[Python-Dev] PEP 580 and PEP 590 comparison.
Thanks for spending time on this.
I think the comparison of the two PEPs falls into two broad categories,
performance and capability.
I'll address capability first.
Let's try a thought experiment.
Consider PEP 580. It uses the old `tp_print` slot as an offset to mark
the location of the CCall structure within the callable. Now suppose
instead that it uses a `tp_flag` to mark the presence of an offset field
and that the offset field is moved to the end of the TypeObject. This
would not impact the capabilities of PEP 580.
Now add a single line
nargs ~= PY_VECTORCALL_ARGUMENTS_OFFSET
which would make PyCCall_FastCall compatible with the PEP 590 vectorcall
Now rebase the PEP 580 reference code on top of PEP 590 minimal
implementation and make the vectorcall field of CFunction point to
The resulting hybrid is both a PEP 590 conformant implementation, and is
at least as capable as the reference PEP 580 implementation.
Therefore PEP 590, must be at least as capable at PEP 580.
Currently the PEP 590 implementation is intentionally minimal. It does
nothing for performance. The benchmark Jeroen provides is a
micro-benchmark that calls the same functions repeatedly. This is
trivial and unrealistic. So, there is no real evidence either way.

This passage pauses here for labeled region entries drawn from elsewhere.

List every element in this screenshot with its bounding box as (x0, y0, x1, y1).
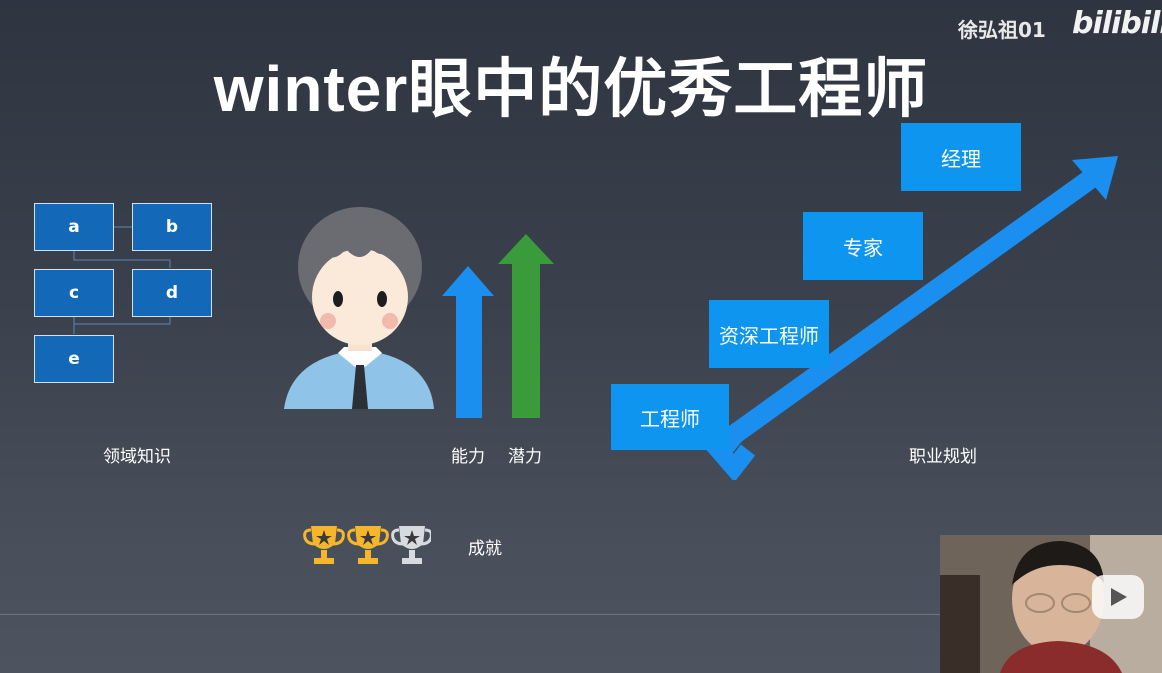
gold-trophy-icon (347, 526, 389, 564)
ability-label: 能力 (451, 447, 485, 467)
knowledge-box-e: e (34, 335, 114, 383)
potential-arrow-icon (498, 234, 554, 418)
knowledge-box-a: a (34, 203, 114, 251)
gold-trophy-icon (303, 526, 345, 564)
bilibili-logo: bilibili (1072, 6, 1162, 41)
knowledge-box-d: d (132, 269, 212, 317)
play-button[interactable] (1092, 575, 1144, 619)
achievement-trophies (303, 526, 431, 564)
knowledge-connectors (73, 226, 171, 334)
silver-trophy-icon (391, 526, 431, 564)
potential-label: 潜力 (508, 447, 542, 467)
career-step-expert: 专家 (803, 212, 923, 280)
slide-divider (0, 614, 1162, 615)
career-caption: 职业规划 (909, 447, 977, 467)
knowledge-caption: 领域知识 (103, 447, 171, 467)
uploader-watermark: 徐弘祖01 (958, 18, 1046, 42)
slide-title: winter眼中的优秀工程师 (213, 53, 929, 125)
presenter-webcam (940, 535, 1162, 673)
play-icon (1111, 588, 1127, 606)
career-step-senior-engineer: 资深工程师 (709, 300, 829, 368)
ability-arrow-icon (442, 266, 494, 418)
engineer-avatar-illustration (284, 207, 434, 409)
knowledge-box-b: b (132, 203, 212, 251)
career-step-manager: 经理 (901, 123, 1021, 191)
career-step-engineer: 工程师 (611, 384, 729, 450)
achievement-caption: 成就 (468, 539, 502, 559)
growth-arrows (442, 234, 554, 418)
knowledge-box-c: c (34, 269, 114, 317)
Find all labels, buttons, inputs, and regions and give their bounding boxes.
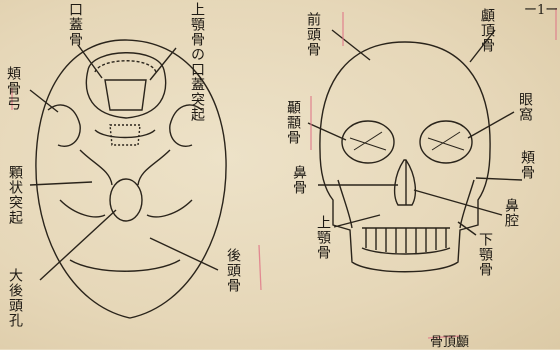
foramen-magnum — [110, 179, 142, 221]
label-palatine: 口蓋骨 — [68, 2, 82, 47]
label-foramen-magnum: 大後頭孔 — [8, 268, 22, 328]
label-parietal: 顱頂骨 — [480, 8, 494, 53]
corner-mark-top: ー1ー — [524, 4, 558, 18]
corner-mark-bottom: 骨頂顱 — [430, 336, 469, 350]
label-temporal: 顳顬骨 — [286, 100, 300, 145]
nasal-aperture — [395, 160, 416, 205]
label-occipital: 後頭骨 — [226, 248, 240, 293]
label-mandible: 下顎骨 — [478, 232, 492, 277]
dental-arch — [86, 53, 165, 118]
right-orbit — [420, 121, 472, 163]
label-nasal: 鼻骨 — [292, 165, 306, 195]
label-styloid-process: 顆状突起 — [8, 165, 22, 225]
palate — [105, 80, 146, 110]
left-orbit — [342, 121, 394, 163]
label-zygomatic: 頬骨 — [520, 150, 534, 180]
label-maxilla: 上顎骨 — [316, 215, 330, 260]
label-frontal: 前頭骨 — [306, 12, 320, 57]
label-maxilla-palatine-process: 上顎骨の口蓋突起 — [190, 2, 204, 82]
label-nasal-cavity: 鼻腔 — [504, 198, 518, 228]
label-orbit: 眼窩 — [518, 92, 532, 122]
label-zygomatic-arch: 頬骨弓 — [6, 66, 20, 111]
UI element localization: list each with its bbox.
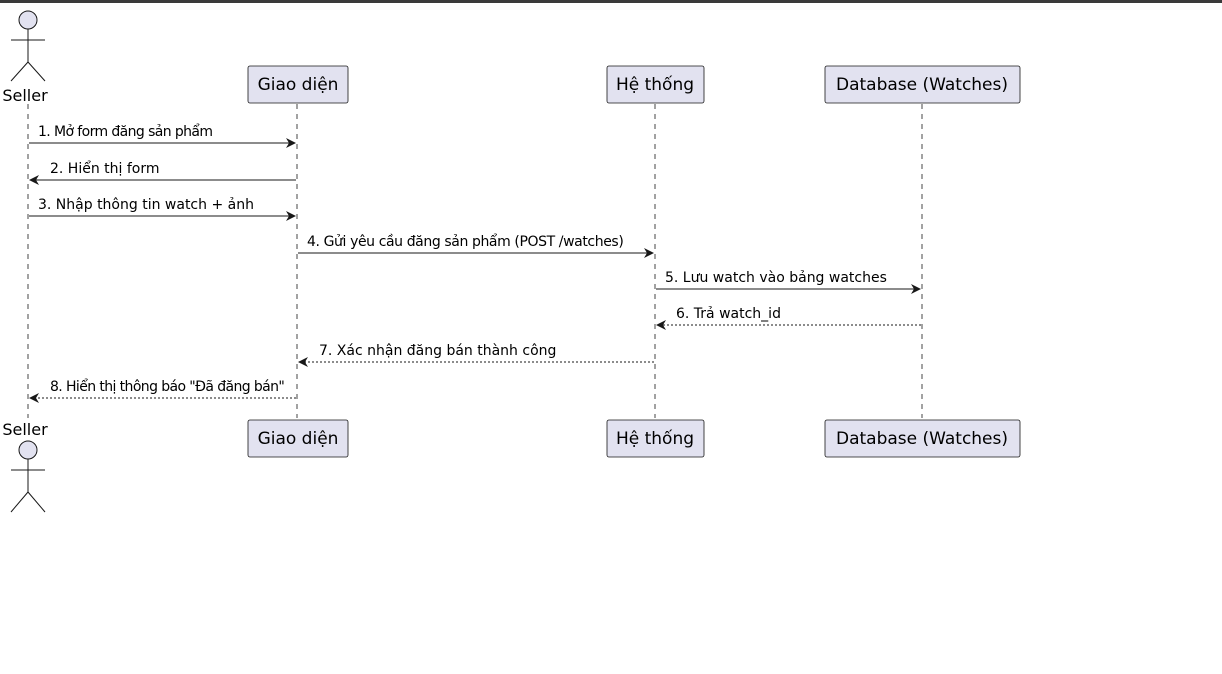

I
will try to provide some.
The point of PEP 590 is that it allows performance improvements by
allowing callables more freedom of implementation. To repeat an example
from an earlier email, which may have been overlooked, this code reduces
the time to create ranges and small lists by about 30%
To speed up calls to builtin functions by a measurable amount will need
some work on argument clinic. I plan to have that done before PyCon in May.